O empate mudou completamente o clima do estádio. O Corinthians ainda tentou uma última pressão nos minutos finais, mas não houve tempo para a virada. Assim, o clássico terminou mesmo empatado por 1 a 1, resultado que acabou sendo comemorado pelos corinthianos diante das circunstâncias do confronto.


Com o ponto conquistado, o Corinthians chega a quatro pontos na tabela do Campeonato Paulista e ocupa momentaneamente a sétima colocação, posição que ainda pode sofrer alterações ao término da rodada. Embora o desempenho tenha apresentado altos e baixos, a equipe mostrou poder de reação e evitou um revés que poderia complicar ainda mais o início de temporada.


Agora, o Timão volta suas atenções para o próximo compromisso na competição. Na quinta-feira, dia 22, às 19h30, o Corinthians visita o Santos na Vila Belmiro pela quarta rodada do estadual, em mais um duelo tradicional que promete fortes emoções.

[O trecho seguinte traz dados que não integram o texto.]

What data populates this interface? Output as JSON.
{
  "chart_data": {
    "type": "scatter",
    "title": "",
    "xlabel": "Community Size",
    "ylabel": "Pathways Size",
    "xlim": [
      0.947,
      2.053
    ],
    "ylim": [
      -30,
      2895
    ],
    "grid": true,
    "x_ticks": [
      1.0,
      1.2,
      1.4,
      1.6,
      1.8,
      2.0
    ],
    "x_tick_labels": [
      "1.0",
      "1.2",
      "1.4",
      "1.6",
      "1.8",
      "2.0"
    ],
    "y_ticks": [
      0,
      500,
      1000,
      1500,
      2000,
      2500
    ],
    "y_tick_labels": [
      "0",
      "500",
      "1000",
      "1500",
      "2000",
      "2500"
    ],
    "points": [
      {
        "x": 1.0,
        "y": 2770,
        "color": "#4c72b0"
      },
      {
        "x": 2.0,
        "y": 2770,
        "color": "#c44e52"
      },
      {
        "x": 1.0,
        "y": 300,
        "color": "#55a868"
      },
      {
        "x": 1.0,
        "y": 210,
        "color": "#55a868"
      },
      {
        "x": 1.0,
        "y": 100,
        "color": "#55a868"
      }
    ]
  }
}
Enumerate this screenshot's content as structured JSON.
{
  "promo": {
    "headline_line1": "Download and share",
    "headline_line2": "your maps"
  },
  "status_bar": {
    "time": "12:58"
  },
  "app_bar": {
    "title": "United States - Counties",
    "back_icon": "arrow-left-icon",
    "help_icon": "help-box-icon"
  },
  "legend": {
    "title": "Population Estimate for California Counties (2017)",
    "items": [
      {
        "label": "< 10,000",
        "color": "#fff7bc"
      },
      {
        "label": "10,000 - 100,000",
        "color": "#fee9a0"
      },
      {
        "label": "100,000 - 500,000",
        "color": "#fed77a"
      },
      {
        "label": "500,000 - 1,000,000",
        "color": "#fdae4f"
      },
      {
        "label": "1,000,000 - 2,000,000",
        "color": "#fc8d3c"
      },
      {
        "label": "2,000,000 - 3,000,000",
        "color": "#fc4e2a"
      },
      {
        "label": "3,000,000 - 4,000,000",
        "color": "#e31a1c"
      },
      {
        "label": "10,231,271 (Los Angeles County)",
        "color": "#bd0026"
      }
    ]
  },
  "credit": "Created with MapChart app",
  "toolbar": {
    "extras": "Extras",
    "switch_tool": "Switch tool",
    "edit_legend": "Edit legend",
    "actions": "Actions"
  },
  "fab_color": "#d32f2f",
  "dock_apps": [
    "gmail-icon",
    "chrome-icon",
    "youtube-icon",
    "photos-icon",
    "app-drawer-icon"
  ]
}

O técnico Dorival Júnior teve alguns desfalques importantes para o clássico. Não estiveram à disposição os atletas reequilíbrio muscular, cirurgia no punho esquerdo e José Martínez, que viajou à Venezuela para reemissão de passaporte. Mesmo assim, o treinador escalou força máxima dentro das possibilidades e mandou a campo a seguinte formação: Hugo Souza; Matheuzinho, André Ramalho, Gustavo Henrique e Matheus Bidu; Raniele, André Luiz, André Carrillo e Breno Bidon; Kayke e Yuri Alberto.
No banco de reservas, o Corinthians contou com Felipe Longo, Vitinho, Pedro Raul, Gabriel Paulista, Matheus Pereira, Charles, Hugo, João Pedro Tchoca, Luiz Gustavo Bahia, Gui Negão, João Vitor Jacaré e Dieguinho, opções utilizadas de acordo com a necessidade ao longo da partida.


O São Paulo, por sua vez, iniciou o jogo com Rafael; Maik, Arboleda, Alan Franco, Wendell, Marcos Antônio, Bobadilla, Danielzinho, Lucas, Tapia e Luciano, formação que conseguiu neutralizar boa parte das investidas corinthianas durante o confronto.


O empate no clássico deixa lições importantes para o Corinthians. Apesar de ter mostrado garra e capacidade de reação, a equipe voltou a apresentar problemas na criação de jogadas e na eficiência ofensiva. O time alternou bons momentos com períodos de instabilidade, algo que precisará ser corrigido nas próximas partidas.


Ainda assim, o ponto conquistado no fim pode servir como impulso emocional para a sequência da temporada. O gol de Breno Bidon, além de garantir o empate, reforça a importância das categorias de base e mostra que o Corinthians possui jovens talentos capazes de decidir jogos grandes.


A torcida deixou a Neo Química Arena com sentimentos mistos. Se por um lado houve frustração pelo desempenho irregular, por outro ficou a sensação de alívio por evitar uma derrota em casa para o maior rival. O clássico terminou empatado, mas a luta do Corinthians por evolução e melhores resultados continua firme nas próximas rodadas.